We have the software installed, but not the configuration to run it. To create the configuration run:

$ DelivTest/bin/paster create -t deliverance DelivTest
Selected and implied templates:
  deliverance#deliverance  Basic template for a deliverance-proxy setup

Variables:
  egg:      TestEnv
  package:  testenv
  project:  TestEnv
Enter host (The host/port to serve on) ['localhost:8000']:
Enter proxy_url (The main site to connect/proxy to) ['http://localhost:8080']:
Enter proxy_rewrite_links (Rewrite links from sub_host?) ['n']:
Enter password (The password for the deliverance admin console) ['']: test
Enter theme_url (A URL to pull the initial theme from (optional)) ['']: http://mysite.com
Creating template deliverance
...

It will ask you about some questions:

host:
The host that Deliverance will serve from. Note localhost (or 127.0.0.1) means that you can only connect from the machine itself. If you want it to be externally visible use 0.0.0.0.
proxy_host:
This is the location where all requests will go to. http://localhost:8080 is a common default for servers. You can also give a remote host and a path, like http://mysite.com/blog
proxy_rewrite_links:
If you are proxying to a site that doesn’t really expect you to be proxying to it, the links will probably be broken. You can give Y here to turn on link rewriting. It’s not 100% perfect (e.g., links put into Javascript), but it can be good for experimenting.
password:
The password to access the logging console. The username is always admin. You can add or update logins later.
theme_url:
If you want to base your theme on an existing page, you can give the URL of that page here. It will fetch that page and all the CSS and images from that page, so you can locally edit them. Otherwise an extremely simply theme will be setup.

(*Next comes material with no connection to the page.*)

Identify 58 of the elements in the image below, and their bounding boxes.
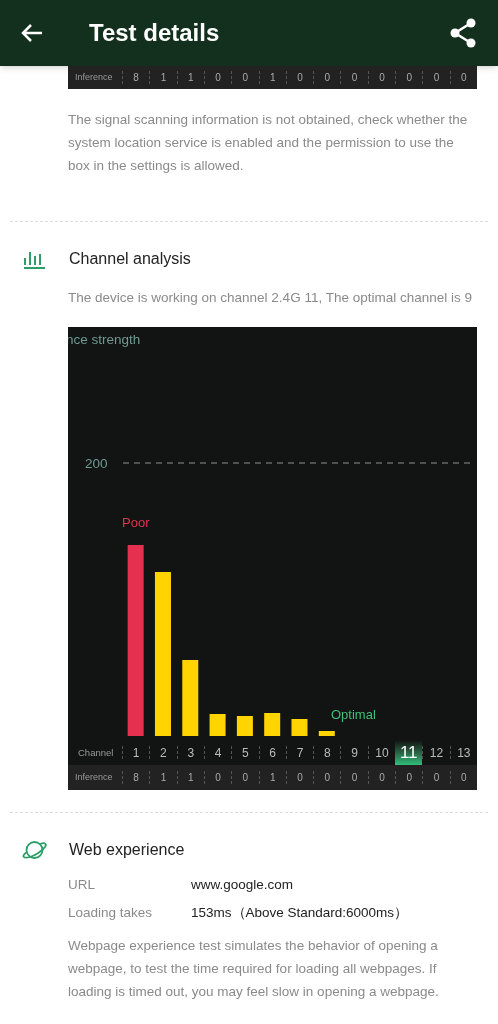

Once you’ve entered these values, it will set up a basic layout with a file etc/deliverance.xml for the configuration, and the theme in theme/theme.html.

You can start the server with:

$ ./bin/deliverance-proxy ./etc/deliverance.xml

The site will be at http://localhost:8000 and you can login at http://localhost:8000/.deliverance/login

Once you have logged in you can look at http://localhost:8000/?deliv_log to see a log of everything Deliverance is doing (at the bottom of the page).

Using Buildout

Gaël Pasgrimaud wrote up instructions on installing Deliverance using buildout and pip. The basic recipe looks like:

[buildout]
# the cache dir is used by buildout & pip
download-cache = download
parts = eggs

[eggs]
recipe = gp.recipe.pip

# eggs installed by pip (also add the Deliverance bundle)
install =
    Cython
    --install-option=--static-deps lxml==2.2alpha1
    http://deliverance.openplans.org/dist/Deliverance-snapshot-latest.pybundle

# eggs installed by zc.recipe.egg
eggs =
    Paste
    pyquery

This uses his gp.recipe.pip buildout recipe.